Academy of Science-St. Louis honors faculty

The Academy of Science-St. Louis recently honored Washington University in St. Louis Chancellor Mark S. Wrighton for his leadership in science and three researchers at the School of Medicine for their work as outstanding scientists.

The medical school faculty honored were Susan K. Dutcher, professor of genetics and of cell biology and physiology; Anne M. Fagan, professor of neurology; and Samantha A. Morris, assistant professor of developmental biology and of genetics.

Each year, the academy seeks nominations of outstanding women and men in science, engineering and technology who are known worldwide for their scientific contributions to research, industry and quality of life. Those recognized also have a record of excellence in communicating with the public, mentoring colleagues or both.

The awards, given in April, represent recognition by St. Louis’ scientific community, the academy’s board of trustees and Academy of Science-St. Louis members.

Susan K. Dutcher

Susan Dutcher
Dutcher

Dutcher received a 2019 George Engelmann Interdisciplinary Award, which recognizes outstanding achievement in science, engineering or technology that results from collaboration among two or more individuals across disciplinary or institutional boundaries.

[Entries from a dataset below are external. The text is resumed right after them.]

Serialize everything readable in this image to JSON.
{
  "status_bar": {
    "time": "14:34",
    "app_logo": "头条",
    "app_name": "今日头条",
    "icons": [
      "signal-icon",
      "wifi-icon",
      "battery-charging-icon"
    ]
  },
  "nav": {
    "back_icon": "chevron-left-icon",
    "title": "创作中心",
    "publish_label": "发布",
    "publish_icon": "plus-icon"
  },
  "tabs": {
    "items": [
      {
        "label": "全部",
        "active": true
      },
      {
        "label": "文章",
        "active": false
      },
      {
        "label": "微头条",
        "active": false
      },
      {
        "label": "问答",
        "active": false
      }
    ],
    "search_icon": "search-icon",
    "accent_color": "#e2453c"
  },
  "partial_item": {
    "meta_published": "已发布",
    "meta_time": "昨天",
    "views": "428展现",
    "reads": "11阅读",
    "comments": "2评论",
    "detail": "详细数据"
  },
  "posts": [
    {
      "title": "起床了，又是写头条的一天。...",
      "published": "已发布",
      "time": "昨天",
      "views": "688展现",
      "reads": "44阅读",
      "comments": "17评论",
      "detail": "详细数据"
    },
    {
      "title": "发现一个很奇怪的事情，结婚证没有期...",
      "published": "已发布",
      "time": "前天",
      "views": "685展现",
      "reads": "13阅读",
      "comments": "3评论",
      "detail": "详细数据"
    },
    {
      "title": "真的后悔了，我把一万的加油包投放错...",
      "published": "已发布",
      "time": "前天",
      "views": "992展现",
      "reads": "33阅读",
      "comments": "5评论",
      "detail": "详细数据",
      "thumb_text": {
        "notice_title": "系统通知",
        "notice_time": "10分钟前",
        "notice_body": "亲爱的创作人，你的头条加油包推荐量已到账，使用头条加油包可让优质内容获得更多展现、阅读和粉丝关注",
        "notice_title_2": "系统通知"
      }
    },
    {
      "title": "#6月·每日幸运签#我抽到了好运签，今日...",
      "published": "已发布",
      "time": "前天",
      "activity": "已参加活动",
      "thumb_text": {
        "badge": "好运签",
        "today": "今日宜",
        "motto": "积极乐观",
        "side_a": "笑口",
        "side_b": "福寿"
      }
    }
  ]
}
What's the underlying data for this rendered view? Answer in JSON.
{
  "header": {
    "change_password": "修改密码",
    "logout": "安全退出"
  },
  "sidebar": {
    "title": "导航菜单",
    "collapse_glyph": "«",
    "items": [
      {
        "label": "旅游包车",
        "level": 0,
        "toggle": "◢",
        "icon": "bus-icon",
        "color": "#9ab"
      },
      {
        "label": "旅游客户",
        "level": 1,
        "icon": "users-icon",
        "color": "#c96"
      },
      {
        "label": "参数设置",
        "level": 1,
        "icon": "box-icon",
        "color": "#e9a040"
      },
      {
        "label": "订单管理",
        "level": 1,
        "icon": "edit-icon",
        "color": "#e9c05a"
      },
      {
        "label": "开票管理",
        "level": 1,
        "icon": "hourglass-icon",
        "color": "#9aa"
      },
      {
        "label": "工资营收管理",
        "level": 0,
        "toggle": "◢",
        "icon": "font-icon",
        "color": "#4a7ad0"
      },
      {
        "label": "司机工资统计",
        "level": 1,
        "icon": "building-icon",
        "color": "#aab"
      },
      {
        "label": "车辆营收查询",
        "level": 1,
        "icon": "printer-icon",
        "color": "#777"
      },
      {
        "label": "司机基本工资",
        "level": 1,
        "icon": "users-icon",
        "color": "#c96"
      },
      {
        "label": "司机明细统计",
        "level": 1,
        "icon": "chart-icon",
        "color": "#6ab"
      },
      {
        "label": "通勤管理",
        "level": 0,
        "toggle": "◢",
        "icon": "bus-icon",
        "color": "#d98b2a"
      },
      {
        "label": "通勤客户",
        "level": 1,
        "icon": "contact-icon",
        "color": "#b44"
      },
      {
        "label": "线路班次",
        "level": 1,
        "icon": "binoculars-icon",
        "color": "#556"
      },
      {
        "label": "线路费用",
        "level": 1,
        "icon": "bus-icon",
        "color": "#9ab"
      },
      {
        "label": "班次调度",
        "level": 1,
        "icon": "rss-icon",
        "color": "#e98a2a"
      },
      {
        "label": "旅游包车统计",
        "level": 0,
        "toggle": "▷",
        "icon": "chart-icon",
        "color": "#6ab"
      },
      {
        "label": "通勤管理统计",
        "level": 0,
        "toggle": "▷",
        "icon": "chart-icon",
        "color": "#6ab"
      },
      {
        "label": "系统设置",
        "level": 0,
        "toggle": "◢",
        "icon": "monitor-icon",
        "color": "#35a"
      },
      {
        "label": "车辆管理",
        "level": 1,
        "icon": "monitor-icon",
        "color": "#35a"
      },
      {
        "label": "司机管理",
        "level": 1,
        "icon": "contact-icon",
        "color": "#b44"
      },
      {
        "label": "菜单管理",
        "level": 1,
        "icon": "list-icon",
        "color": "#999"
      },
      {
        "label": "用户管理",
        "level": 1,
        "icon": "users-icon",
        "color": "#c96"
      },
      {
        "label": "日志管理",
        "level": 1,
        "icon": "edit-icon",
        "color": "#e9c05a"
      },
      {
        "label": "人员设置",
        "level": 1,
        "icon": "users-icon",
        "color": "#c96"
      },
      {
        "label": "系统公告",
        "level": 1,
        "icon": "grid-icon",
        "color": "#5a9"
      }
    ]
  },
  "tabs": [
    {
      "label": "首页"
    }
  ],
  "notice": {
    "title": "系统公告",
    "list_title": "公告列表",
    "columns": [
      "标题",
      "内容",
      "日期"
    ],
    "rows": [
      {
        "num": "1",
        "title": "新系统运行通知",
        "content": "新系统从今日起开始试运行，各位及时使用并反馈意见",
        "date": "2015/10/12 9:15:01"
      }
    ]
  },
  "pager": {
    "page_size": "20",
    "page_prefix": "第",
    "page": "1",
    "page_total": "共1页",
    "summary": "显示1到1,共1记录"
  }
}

Her primary area of research is the study of basal bodies and cilia, organelles that are present in most eukaryotic cells. For her work, Dutcher uses techniques from genetics and genomics, computational biology, cell biology and biochemistry.

For many years, she worked to identify genes that are required for the assembly and proper functioning of cilia in the green alga Chlamydomonas. In 2004, she developed a computational, comparative genomics approach that identified a large set of previously unknown cilia/basal body genes, many of which are associated with human disease.

That work, and findings that followed from her group and others, have shown that many human diseases, now known collectively as ciliopathies, are due to malfunctioning of cilia. Dutcher has since collaborated extensively with clinical scientists studying pediatric and adult diseases caused by mutations in cilia and basal body genes.

Anne M. Fagan

Anne Fagan photo
Fagan

An internationally recognized expert on fluid biomarkers of Alzheimer’s disease, Fagan was honored with a 2019 Fellows Award, which recognizes a distinguished individual for outstanding achievement in science.

Together with colleagues at the Knight Alzheimer’s Disease Research Center, Fagan has been instrumental in establishing longitudinal studies investigating proteins in cerebrospinal fluid as biomarkers of preclinical Alzheimer’s in elderly and at-risk middle-aged individuals. She recently expanded her interests to include biomarkers of pathologies beyond Alzheimer’s plaques and tangles, including neuroinflammation, neuronal injury and synaptic dysfunction, as well as potential blood-based biomarkers.

Fagan has been a longtime contributor to global biomarker standardization and validation efforts, to harmonize research efforts and facilitate biomarker use in clinical settings.

Fagan also has contributed to the development of a staging system for Alzheimer’s disease, sponsored by the National Institute on Aging and the Alzheimer’s Association. She also is a member of the Preclinical Alzheimer Disease Consortium, a multi-institutional research group focused on developing tests that detect Alzheimer’s-related brain changes before the onset of dementia.

Samantha A. Morris

Samantha Morris photo
Morris

Morris was honored with a 2019 Innovation Award, which recognizes scientists or engineers, age 40 or under, who have demonstrated exceptional potential for future accomplishments in science, engineering or technology.

Morris has a strong record of creating innovative technologies and deploying them to help make fundamental discoveries. Her lab developed a cellular tracking system that can give scientists a new view of how cells develop. This “flight data recorder” for cells one day could help scientists guide cells along the right paths to regenerate certain tissues or organs, or help researchers understand the wrong turns some cells might take on their way to becoming cancerous.

Morris has made this technology open-source, enabling its adoption by labs worldwide.

Mark S. Wrighton

Mark S. Wrighton
Wrighton

Wrighton, who concludes his term as chancellor May 31 after 24 years, received the Individual Science Leadership Award.

Wrighton has worked to build opportunities for the development of science and scientists globally and for the betterment of the St. Louis region. University accomplishments during his tenure include a more than two-fold increase in undergraduate applications, more than 300 endowed professorships, a redesigned Arts & Sciences curriculum, newly created programs in biomedical engineering and public health, and completion of more than 50 new buildings on both the Danforth and Medical campuses.

Wrighton also made great impact at the School of Medicine, including work toward development of the Siteman Cancer Center and creation of the McDonnell Genome Institute as well as support for Alzheimer’s research, imaging research and innovative programs for the youngest patients.

Wrighton also was an early supporter of the Cortex Community and BioSTL. Wrighton earned his PhD from the California Institute of Technology and previously served as provost at the Massachusetts Institute of Technology.